= Common source bias =

Type of selection bias and source of logical errors

Common source bias is a type of sampling bias, occurring when both dependent and independent variables are collected from the same group of people. This bias can occur in various forms of research, such as surveys, experiments, and observational studies. Some scholars believe that common source bias is a significant concern for any study as it can lead to unreliable results, and therefore must be controlled. It is most prevalent in the field of public administration research, where performance measures subject to common source bias can produce false positives when organisational performance is evaluated with explanatory and perceptual measures from the same source.

== Occurrence ==

Common source bias can be categorised into two types: common method bias, also known as common method variance, and common source bias. Common method bias occurs when the same method or instrument is used to collect data from multiple sources, which can lead to an over-representation of certain factors. Common source bias occurs when the information or data collected is influenced by a single source, such as a single individual, group, or organisation.

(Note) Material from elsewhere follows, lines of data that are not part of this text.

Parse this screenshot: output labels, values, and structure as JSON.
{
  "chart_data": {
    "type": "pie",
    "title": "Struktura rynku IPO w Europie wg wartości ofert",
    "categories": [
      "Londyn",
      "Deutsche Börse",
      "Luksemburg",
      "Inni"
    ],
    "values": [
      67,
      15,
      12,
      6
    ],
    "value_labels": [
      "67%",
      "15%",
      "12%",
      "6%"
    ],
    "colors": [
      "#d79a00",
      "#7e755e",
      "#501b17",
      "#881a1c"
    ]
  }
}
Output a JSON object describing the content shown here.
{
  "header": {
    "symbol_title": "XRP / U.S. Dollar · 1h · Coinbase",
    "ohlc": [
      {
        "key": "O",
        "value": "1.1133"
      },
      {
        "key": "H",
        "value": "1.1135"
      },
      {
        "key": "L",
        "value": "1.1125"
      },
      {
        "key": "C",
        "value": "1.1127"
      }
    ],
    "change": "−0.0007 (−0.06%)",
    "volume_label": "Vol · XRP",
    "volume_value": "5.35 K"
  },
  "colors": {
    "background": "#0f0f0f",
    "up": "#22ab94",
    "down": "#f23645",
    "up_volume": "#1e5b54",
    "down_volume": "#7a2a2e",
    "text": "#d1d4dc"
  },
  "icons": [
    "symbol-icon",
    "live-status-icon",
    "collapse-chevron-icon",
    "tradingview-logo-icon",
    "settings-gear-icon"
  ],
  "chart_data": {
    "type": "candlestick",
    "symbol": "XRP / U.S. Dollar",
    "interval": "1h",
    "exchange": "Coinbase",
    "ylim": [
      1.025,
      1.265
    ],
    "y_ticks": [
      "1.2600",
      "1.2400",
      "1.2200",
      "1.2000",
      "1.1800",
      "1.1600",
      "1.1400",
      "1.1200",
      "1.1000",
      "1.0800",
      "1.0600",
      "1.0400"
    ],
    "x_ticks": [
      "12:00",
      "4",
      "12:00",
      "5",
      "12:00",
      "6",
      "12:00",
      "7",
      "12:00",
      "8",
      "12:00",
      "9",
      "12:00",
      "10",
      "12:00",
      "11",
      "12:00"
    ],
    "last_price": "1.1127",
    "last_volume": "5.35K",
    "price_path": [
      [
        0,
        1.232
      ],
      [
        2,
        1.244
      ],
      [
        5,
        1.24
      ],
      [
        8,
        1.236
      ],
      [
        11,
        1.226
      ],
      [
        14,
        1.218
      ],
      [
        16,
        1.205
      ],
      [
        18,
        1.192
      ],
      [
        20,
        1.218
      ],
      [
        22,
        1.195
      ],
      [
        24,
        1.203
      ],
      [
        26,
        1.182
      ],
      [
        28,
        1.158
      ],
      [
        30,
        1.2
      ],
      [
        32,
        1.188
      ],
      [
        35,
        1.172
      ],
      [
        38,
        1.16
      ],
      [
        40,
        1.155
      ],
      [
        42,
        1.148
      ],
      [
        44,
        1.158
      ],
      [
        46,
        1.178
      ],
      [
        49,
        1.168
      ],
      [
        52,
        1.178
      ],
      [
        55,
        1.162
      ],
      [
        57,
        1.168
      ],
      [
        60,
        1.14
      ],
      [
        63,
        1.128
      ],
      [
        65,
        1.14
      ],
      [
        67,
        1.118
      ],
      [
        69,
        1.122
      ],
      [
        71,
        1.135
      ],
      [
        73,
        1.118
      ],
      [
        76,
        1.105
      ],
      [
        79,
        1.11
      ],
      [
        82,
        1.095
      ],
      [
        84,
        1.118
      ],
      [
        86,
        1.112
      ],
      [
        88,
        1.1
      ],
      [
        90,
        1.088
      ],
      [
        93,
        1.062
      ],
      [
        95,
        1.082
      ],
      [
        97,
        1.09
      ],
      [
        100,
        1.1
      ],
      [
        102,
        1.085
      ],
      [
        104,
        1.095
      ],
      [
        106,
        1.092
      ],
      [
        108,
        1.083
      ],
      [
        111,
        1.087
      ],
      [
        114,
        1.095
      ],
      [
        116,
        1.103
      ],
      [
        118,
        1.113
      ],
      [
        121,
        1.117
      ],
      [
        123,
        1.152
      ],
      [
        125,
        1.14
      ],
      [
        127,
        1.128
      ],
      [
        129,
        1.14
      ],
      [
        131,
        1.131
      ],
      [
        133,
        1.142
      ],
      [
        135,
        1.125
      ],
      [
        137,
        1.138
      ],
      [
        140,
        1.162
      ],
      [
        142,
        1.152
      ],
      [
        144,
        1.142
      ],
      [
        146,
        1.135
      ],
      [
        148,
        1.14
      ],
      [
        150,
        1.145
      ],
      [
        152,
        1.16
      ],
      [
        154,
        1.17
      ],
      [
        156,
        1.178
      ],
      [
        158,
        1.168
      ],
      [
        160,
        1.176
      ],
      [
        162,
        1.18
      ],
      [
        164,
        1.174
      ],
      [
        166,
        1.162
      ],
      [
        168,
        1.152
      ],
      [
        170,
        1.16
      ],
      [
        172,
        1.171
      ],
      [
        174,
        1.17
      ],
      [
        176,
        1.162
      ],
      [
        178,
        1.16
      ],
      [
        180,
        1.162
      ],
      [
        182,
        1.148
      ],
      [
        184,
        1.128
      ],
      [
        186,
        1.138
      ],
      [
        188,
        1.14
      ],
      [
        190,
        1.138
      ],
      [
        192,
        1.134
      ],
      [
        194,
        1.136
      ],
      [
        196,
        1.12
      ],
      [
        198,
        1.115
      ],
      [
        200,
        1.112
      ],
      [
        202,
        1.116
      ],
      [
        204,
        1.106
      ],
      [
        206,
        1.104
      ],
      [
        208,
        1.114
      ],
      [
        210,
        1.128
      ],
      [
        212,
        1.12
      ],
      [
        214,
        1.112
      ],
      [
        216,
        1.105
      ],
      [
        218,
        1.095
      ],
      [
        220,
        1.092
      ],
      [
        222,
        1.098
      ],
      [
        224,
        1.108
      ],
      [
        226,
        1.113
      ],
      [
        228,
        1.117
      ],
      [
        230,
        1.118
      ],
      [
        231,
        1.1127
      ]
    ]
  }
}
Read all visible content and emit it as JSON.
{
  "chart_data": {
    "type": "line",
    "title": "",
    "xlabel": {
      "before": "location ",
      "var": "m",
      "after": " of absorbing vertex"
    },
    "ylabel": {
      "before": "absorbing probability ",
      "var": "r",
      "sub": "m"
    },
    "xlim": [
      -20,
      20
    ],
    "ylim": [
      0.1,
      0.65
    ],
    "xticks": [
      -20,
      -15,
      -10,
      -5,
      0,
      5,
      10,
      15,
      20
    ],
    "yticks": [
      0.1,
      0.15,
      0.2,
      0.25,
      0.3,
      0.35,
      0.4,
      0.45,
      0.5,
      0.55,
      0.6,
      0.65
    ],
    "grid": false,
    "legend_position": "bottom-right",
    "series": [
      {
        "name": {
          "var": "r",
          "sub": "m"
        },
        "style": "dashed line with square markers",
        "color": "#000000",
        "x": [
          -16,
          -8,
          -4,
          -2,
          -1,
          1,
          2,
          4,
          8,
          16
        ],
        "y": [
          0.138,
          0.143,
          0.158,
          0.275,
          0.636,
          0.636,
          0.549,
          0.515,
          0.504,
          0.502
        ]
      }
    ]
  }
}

One of the major causes of common source bias is the influence of the source on the data collected. For example, if a survey is conducted by a single individual, their own beliefs, biases, and perspectives can influence the responses of the participants. This "self reporting" is subjective, and limited because it is based on attitudes, values, and behaviours of the individual.

Common source bias is also present in participant selection. If participants are selected based on their association with the source, then their responses may be biased towards the source’s perspective. If participants are selected based on their willingness to participate, then their responses may not be representative of the population as a whole.

== Remedies ==

=== Ex ante remedies ===
A recently proposed ex ante remedy for common source bias is the supplementation of survey data with administrative and/or archival data, however the majority of relevant studies seem to present the view that of the proposed statistical remedies for the bias, none appear to reliably counter the issue. This results in a lack of a comprehensive methodology for how to control method biases.